The plaintiff-drivers had also asked the federal court to give controlling effect to the decision in Estrada v. FedEx Ground, where the California courts had held that the drivers in that state were employees and not ICs.  The federal court concluded, however, that “the facts before the Estrada court and those before this court are dissimilar insofar as the facts available to this court don’t go beyond the Operating Agreement and generally applicable Policies and Procedures.”

Four Takeaways

The federal court’s decision provides four main takeaways for companies that use ICs and for attorneys handling cases of this nature:

  • First, FedEx Ground’s operating agreements provided the plaintiffs-drivers with sufficient evidence to win class action status for their state and federal court lawsuits.  As the district court judge initially found, the operating (IC) agreements provided enough evidence that FedEx Ground exercised control over the manner and means of how the drivers performed their services to justify certifying the cases as class actions and consolidating them in a multi-district case before a single federal court judge.  By their very nature, therefore, IC agreements and policies and procedures that are not drafted in a state-of-the-art manner can cause companies that use ICs to face class action litigation they may be able to otherwise avoid.
  • Second, plaintiff’s counsel took a gamble by proceeding in a manner relying solely upon the operating agreement and policies and procedures to prove IC status.  While this decision undoubtedly reduced considerably the amount of time and effort needed to ready this case for decision by the federal court, using 20-20 hindsight that decision backfired on plaintiffs because such evidence was not alone enough to prevail in the case. Had the plaintiffs sought to litigate each case separately and allowed themselves the opportunity to introduce “anecdotal” evidence  of alleged control over their day-to-day affairs, the result in some or all of the cases may well have differed, as was the case in the Estrada case in California.

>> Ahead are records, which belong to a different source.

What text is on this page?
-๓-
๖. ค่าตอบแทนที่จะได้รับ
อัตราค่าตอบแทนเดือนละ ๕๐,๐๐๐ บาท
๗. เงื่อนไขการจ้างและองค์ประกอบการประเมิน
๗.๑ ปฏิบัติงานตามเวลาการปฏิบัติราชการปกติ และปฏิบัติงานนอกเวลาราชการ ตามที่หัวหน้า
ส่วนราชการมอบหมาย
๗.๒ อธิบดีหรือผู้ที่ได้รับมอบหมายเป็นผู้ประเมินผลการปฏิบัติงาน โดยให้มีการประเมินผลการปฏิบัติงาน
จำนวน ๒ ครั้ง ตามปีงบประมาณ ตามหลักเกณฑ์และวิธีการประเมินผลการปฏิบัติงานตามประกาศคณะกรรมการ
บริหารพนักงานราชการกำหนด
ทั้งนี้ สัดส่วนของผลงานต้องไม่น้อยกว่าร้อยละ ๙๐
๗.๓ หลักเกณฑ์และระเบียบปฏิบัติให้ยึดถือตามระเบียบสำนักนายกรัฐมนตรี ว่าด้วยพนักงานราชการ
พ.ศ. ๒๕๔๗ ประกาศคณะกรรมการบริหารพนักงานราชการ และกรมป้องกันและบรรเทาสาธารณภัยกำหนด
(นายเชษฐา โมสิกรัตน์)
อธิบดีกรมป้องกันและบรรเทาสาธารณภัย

  • Third, while the court’s decision does not prevent FedEx Ground drivers in future misclassification lawsuits from relying upon “anecdotal” evidence of real-life control that they have been allegedly subjected to, as a practical matter FedEx Ground has now revised its operating agreements in many states and restructured its relationship with its IC drivers in a more legally defensible manner.  See my prior blog post.

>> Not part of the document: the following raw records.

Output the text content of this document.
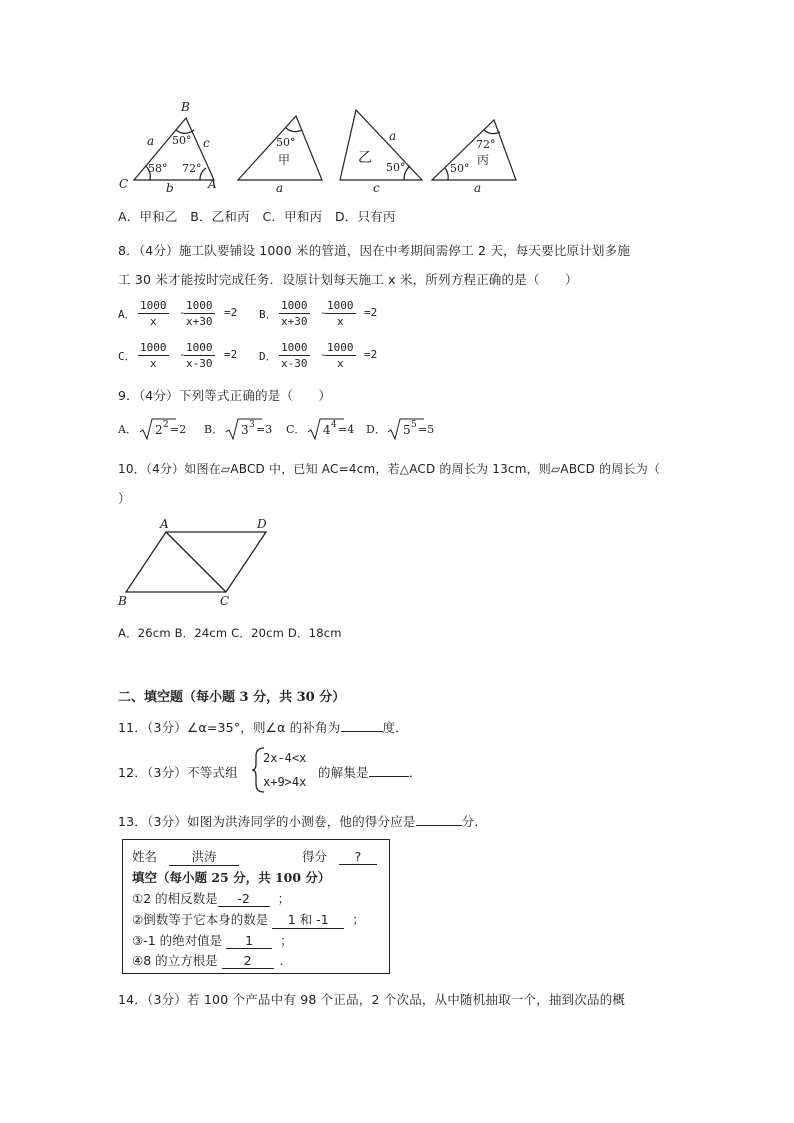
B
C	A
a	c
b	a
a
c	a
50°
58° 72°
50°
甲	乙
50°
72°
丙
50°
A．甲和乙　B．乙和丙　C．甲和丙　D．只有丙
8．（4分）施工队要铺设 1000 米的管道，因在中考期间需停工 2 天，每天要比原计划多施
工 30 米才能按时完成任务．设原计划每天施工 x 米，所列方程正确的是（　　）
A． $\frac{1000}{x}$ -
$\frac{1000}{x+30} =2$ B． $\frac{1000}{x+30}$ -
$\frac{1000}{x} =2$
C． $\frac{1000}{x}$ -
$\frac{1000}{x-30} =2$ D． $\frac{1000}{x-30}$ -
$\frac{1000}{x} =2$
9．（4分）下列等式正确的是（　　）
A． 2 2 =2 B． 3 3 =3 C． 4 4 =4 D． 5 5 =5
10．（4分）如图在▱ABCD 中，已知 AC=4cm，若△ACD 的周长为 13cm，则▱ABCD 的周长为（
）
A	D
B	C
A．26cm B．24cm C．20cm D．18cm
二、填空题（每小题 3 分，共 30 分）
11．（3分）∠α=35°，则∠α 的补角为	度．
12．（3分）不等式组
2x-4<x
x+9>4x
的解集是	．
13．（3分）如图为洪涛同学的小测卷，他的得分应是	分．
姓名	洪涛	得分 ?
填空（每小题 25 分，共 100 分）
①2 的相反数是 -2 ；
②倒数等于它本身的数是 1 和 -1 ；
③-1 的绝对值是 1 ；
④8 的立方根是 2 ．
14．（3分）若 100 个产品中有 98 个正品，2 个次品，从中随机抽取一个，抽到次品的概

  • Fourth, instead of waging battle for years against its IC-drivers and many state attorney generals, to whom FedEx has paid many millions of dollars in settlement of labor law and tax claims, Fed Ex Ground could have earlier sought to enhance its compliance with federal and state labor, benefits, tax, and other laws affecting ICs by redrafting its IC agreements in a state-of-the-art manner and restructuring the manner in which it uses its IC-drivers so as to avoid or minimize legal challenges.  Notably, it has now sought to do that to a large extent (as noted in the third bullet point).  Whether such changes will ultimately prevail on a going-forward basis remains to be seen, but proactive IC compliance enhancement would have avoided many of the past legal challenges to its classification of its Ground Division drivers and saved FedEx hundreds of millions of dollars in legal fees and liability in past and pending lawsuits and administrative proceedings.  This case demonstrates the costs faced by companies, even those that ultimately prevail in large measure, that do not update and create state-of-the-art IC agreements, policies, and procedures and fail to engage in bona fide restructuring of their IC arrangements in a manner that will enhance their IC compliance.